Sleepycat Software (Berkeley, CA) announced the availability of the open-source Berkeley DB database for the VxWorks real-time OS from Wind River Systems (Alameda, CA), addressing the growing frenzy in the open-source world over the potential of embedded systems. Although not as well known as its commercial cousins, users of the Internet encounter the Berkeley DB every day; the company claims it is deployed in millions of systems (it's been around for a decade) and is the system of choice in many critical Internet server applications. The database is capable of handling terabytes of data and scales from a simple data store for mobile devices to full-blown transactional applications. While the database is available for free download and use, distribution of applications in binary form requires a license from Sleepycat Software; it can, however, be redistributed on any platform without royalties.

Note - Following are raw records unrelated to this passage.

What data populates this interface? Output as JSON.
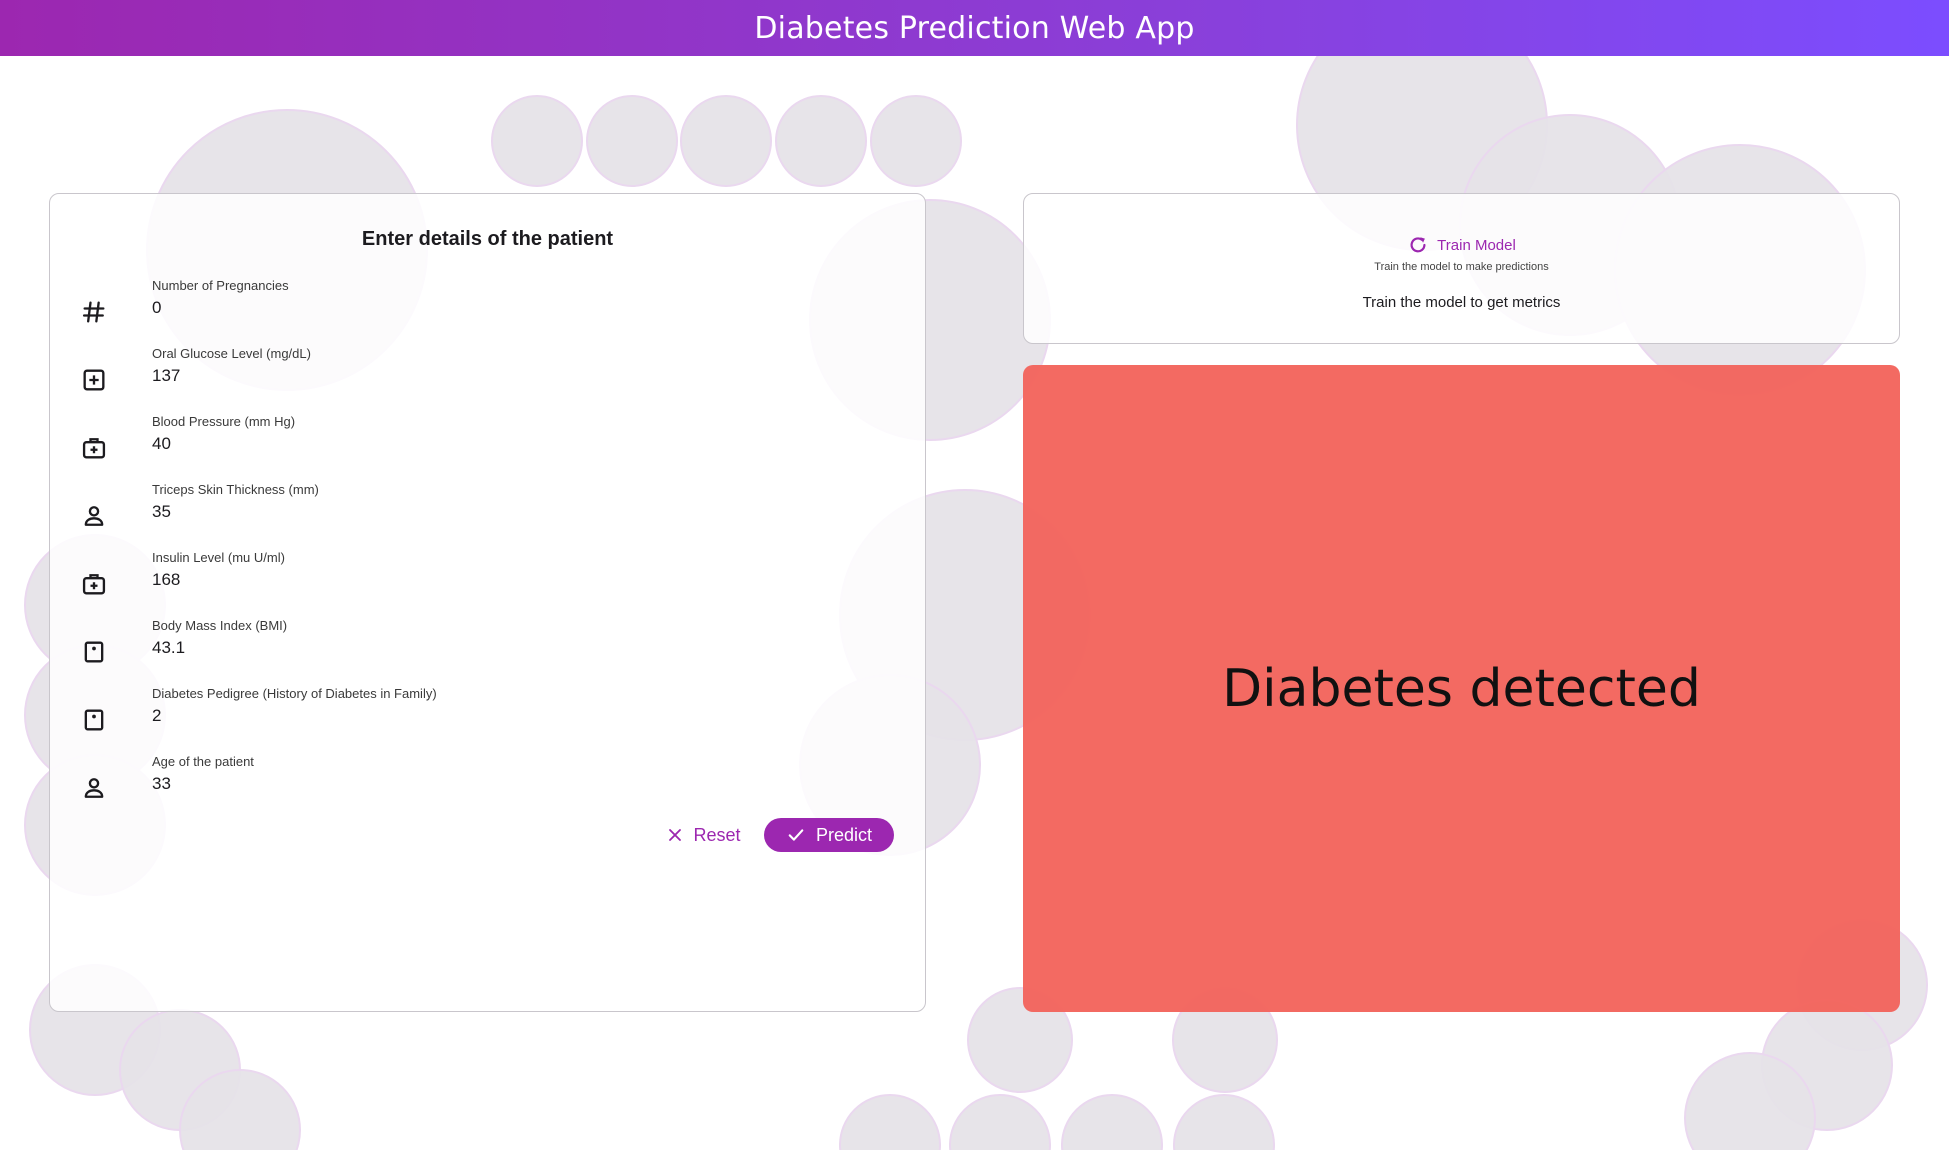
{
  "app": {
    "title": "Diabetes Prediction Web App"
  },
  "form": {
    "title": "Enter details of the patient",
    "fields": [
      {
        "label": "Number of Pregnancies",
        "value": "0",
        "icon": "hash-icon"
      },
      {
        "label": "Oral Glucose Level (mg/dL)",
        "value": "137",
        "icon": "plus-box-icon"
      },
      {
        "label": "Blood Pressure (mm Hg)",
        "value": "40",
        "icon": "medical-bag-icon"
      },
      {
        "label": "Triceps Skin Thickness (mm)",
        "value": "35",
        "icon": "person-icon"
      },
      {
        "label": "Insulin Level (mu U/ml)",
        "value": "168",
        "icon": "medical-bag-icon"
      },
      {
        "label": "Body Mass Index (BMI)",
        "value": "43.1",
        "icon": "scale-icon"
      },
      {
        "label": "Diabetes Pedigree (History of Diabetes in Family)",
        "value": "2",
        "icon": "scale-icon"
      },
      {
        "label": "Age of the patient",
        "value": "33",
        "icon": "person-icon"
      }
    ],
    "reset_label": "Reset",
    "predict_label": "Predict"
  },
  "train": {
    "button_label": "Train Model",
    "subtitle": "Train the model to make predictions",
    "metrics_text": "Train the model to get metrics"
  },
  "result": {
    "text": "Diabetes detected",
    "color": "#f2645c"
  },
  "colors": {
    "accent": "#9c27b0",
    "header_gradient_start": "#9c27b0",
    "header_gradient_end": "#7c4dff",
    "bubble": "#e6e3e8"
  }
}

Finally (although there was much more at the conference, there's no space for it here), anyone who depends on remote control software such as pcAnywhere will be pleased at the release of TridiaVNC by Tridia Corp. (Kennesaw, GA) and the establishment of www.developvnc.org by the company to support further development of the software. VNC (Virtual Network Computing) is an open-source (GPL) remote control application that enables the monitoring and control of desktop computing environments across platform boundaries. You may, for instance, control a Windows desktop from Linux or vice versa. In addition, VNC is stateless, enabling the user to disconnect from a server session (a server, in this case, being the controlled machine), go to a different machine, and re-establish the session, picking up right where he or she left off. It is very small (the Win32 viewer is about 150K) and consumes very few resources when idle. Tridia offers a commercialized version of the application with documentation, improved install ation, support, and custom development and consulting.